The current GPS consists of three major segments. These are the space segment (SS), a control segment (CS), and a user segment (US). The U.S. Air Force develops, maintains, and operates the space and control segments. GPS satellites broadcast signals from space, and each GPS receiver uses these signals to calculate its three-dimensional location (latitude, longitude, and altitude) and the current time.
The space segment is composed of 24 to 32 satellites in medium Earth orbit and also includes the payload adapters to the boosters required to launch them into orbit. The control segment is composed of a master control station, an alternate master control station, and a host of dedicated and shared ground antennas and monitor stations. The user segment is composed of hundreds of thousands of U.S. and allied military users of the secure GPS Precise Positioning Service, and tens of millions of civil, commercial, and scientific users of the Standard Positioning Service (see GPS navigation devices).

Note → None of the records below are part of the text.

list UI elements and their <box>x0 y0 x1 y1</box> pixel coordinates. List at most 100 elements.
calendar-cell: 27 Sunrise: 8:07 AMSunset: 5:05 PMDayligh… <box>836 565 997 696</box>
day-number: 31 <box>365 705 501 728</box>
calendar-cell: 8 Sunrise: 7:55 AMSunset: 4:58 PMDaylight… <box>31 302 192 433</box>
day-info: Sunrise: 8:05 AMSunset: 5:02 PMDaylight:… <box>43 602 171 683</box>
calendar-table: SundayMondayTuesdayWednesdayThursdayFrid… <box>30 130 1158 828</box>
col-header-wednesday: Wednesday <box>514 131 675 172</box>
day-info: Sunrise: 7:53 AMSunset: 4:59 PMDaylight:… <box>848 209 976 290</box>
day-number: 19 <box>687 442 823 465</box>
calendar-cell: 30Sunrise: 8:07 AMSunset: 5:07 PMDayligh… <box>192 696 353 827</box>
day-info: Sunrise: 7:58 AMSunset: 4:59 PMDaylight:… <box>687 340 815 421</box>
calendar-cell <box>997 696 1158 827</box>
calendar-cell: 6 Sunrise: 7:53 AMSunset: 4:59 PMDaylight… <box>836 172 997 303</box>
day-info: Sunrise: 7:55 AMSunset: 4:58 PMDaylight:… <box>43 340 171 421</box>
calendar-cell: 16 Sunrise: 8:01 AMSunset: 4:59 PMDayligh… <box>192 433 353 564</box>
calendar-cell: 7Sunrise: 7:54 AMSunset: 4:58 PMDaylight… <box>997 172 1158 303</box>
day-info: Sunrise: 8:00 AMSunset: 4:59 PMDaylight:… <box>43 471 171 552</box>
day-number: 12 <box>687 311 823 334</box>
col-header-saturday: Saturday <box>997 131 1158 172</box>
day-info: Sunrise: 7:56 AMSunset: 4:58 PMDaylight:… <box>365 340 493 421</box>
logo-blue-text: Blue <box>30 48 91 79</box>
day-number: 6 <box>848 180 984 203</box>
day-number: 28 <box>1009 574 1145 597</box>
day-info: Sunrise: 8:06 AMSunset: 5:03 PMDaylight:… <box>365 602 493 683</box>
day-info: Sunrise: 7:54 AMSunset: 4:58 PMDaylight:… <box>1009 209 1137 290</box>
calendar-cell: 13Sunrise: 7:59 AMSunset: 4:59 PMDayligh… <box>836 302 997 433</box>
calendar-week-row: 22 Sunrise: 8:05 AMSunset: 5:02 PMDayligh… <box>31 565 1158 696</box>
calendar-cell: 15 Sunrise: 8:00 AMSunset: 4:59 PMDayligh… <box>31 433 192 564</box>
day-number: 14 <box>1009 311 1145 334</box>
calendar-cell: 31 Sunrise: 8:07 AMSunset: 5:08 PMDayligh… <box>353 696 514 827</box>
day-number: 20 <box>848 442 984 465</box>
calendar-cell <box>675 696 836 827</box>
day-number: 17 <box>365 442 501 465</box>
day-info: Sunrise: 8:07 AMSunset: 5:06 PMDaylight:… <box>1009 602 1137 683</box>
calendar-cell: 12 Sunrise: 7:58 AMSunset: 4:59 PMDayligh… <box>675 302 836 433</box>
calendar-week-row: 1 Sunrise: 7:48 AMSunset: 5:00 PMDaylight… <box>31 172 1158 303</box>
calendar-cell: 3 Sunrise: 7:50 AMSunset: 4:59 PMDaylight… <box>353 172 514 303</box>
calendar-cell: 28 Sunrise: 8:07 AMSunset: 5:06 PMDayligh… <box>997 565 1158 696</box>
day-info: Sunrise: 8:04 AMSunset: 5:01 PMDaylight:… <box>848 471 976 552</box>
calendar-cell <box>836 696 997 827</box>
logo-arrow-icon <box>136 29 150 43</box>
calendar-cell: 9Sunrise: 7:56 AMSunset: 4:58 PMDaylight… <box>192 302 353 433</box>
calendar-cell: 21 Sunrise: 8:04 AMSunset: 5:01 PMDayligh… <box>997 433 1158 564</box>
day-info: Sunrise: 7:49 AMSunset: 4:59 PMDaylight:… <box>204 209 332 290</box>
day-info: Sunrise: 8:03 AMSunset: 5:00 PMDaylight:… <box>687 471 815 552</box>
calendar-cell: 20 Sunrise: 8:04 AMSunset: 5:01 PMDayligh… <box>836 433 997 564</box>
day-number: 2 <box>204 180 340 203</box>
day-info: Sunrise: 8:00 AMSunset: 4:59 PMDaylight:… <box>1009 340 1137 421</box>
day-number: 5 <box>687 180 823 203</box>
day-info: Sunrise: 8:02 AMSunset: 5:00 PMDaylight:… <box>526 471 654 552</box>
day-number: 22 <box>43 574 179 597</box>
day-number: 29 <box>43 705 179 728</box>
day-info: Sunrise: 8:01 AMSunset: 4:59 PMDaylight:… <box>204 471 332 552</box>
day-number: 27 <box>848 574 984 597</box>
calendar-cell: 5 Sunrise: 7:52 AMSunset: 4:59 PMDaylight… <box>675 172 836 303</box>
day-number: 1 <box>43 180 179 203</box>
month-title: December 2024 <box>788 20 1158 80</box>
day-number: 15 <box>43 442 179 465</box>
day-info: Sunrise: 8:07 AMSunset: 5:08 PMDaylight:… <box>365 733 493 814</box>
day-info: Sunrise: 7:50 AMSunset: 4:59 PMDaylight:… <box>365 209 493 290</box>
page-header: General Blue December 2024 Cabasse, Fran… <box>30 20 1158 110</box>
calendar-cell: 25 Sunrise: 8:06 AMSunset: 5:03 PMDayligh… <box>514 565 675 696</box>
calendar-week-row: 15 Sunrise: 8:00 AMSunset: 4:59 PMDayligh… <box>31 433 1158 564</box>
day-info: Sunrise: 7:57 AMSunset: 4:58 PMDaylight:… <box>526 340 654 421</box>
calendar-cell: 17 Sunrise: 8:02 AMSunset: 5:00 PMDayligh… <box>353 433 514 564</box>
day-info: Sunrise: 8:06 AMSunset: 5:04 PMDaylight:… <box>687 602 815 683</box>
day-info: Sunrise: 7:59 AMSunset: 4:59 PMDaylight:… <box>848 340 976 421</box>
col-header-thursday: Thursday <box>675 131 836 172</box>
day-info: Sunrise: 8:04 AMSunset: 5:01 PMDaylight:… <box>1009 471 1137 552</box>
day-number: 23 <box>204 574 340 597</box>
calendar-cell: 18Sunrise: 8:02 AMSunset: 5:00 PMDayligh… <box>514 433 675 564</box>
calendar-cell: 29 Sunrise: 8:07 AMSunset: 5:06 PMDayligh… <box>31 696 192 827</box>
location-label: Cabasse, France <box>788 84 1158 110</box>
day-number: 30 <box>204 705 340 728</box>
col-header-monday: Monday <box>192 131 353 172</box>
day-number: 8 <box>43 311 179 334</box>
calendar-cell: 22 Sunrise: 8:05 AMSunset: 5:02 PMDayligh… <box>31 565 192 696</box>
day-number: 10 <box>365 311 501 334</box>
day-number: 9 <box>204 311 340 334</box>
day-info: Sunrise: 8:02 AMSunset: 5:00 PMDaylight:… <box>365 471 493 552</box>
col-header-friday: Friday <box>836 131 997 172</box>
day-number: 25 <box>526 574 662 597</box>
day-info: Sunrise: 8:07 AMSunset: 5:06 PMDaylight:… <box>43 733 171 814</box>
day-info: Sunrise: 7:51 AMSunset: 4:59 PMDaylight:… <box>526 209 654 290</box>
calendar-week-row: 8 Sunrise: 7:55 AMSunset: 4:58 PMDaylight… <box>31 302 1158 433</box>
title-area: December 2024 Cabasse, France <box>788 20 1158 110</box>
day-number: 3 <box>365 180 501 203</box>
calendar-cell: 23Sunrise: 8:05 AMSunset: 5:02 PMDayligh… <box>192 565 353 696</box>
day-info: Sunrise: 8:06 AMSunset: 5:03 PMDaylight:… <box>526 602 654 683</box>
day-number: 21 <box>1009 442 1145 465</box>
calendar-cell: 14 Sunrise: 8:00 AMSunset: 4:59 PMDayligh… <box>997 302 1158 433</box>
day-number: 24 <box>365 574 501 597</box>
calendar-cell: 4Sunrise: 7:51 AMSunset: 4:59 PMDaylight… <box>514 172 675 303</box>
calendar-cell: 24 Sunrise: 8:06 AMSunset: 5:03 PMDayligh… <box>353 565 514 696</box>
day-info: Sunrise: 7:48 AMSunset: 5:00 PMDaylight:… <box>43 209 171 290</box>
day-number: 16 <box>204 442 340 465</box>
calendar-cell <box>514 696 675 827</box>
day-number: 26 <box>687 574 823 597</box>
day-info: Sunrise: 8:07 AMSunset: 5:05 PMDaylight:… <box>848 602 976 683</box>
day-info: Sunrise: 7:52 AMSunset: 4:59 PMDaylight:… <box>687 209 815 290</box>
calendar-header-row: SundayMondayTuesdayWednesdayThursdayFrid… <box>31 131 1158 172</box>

The space segment (SS) is composed of the orbiting GPS satellites, or Space Vehicles (SV) in GPS parlance. The GPS design originally called for 24 SVs, eight each in three approximately circular orbits, but this was modified to six orbital planes with four satellites each. The six orbit planes have approximately 55° inclination (tilt relative to Earth’s equator) and are separated by 60° right ascension of the ascending node (angle along the equator from a reference point to the orbit’s intersection). The orbital period is one-half a sidereal day, i.e., 11 hours and 58 minutes so that the satellites pass over the same locations or almost the same locations every day.
Ground monitor station used from 1984 to 2007, on display at the Air Force Space & Missile Museum.
The control segment is composed of a master control station (MCS), an alternate master control station, four dedicated ground antennas and six dedicated monitor stations.
GPS receivers come in a variety of formats, from devices integrated into cars, phones, and watches, to dedicated devices such as these.
The user segment is composed of hundreds of thousands of U.S. and allied military users of the secure GPS Precise Positioning Service, and tens of millions of civil, commercial and scientific users of the Standard Positioning Service. In general, GPS receivers are composed of an antenna, tuned to the frequencies transmitted by the satellites, receiver-processors, and a highly stable clock (often a crystal oscillator). They may also include a display for providing location and speed information to the user.
While originally a military project , GPS is considered a dual-use technology, meaning it has significant military and civilian applications.
GPS has become a widely deployed and useful tool for commerce, scientific uses, tracking, and surveillance. GPS’s accurate time facilitates everyday activities such as banking, mobile phone operations, and even the control of power grids by allowing well synchronized hand-off switching.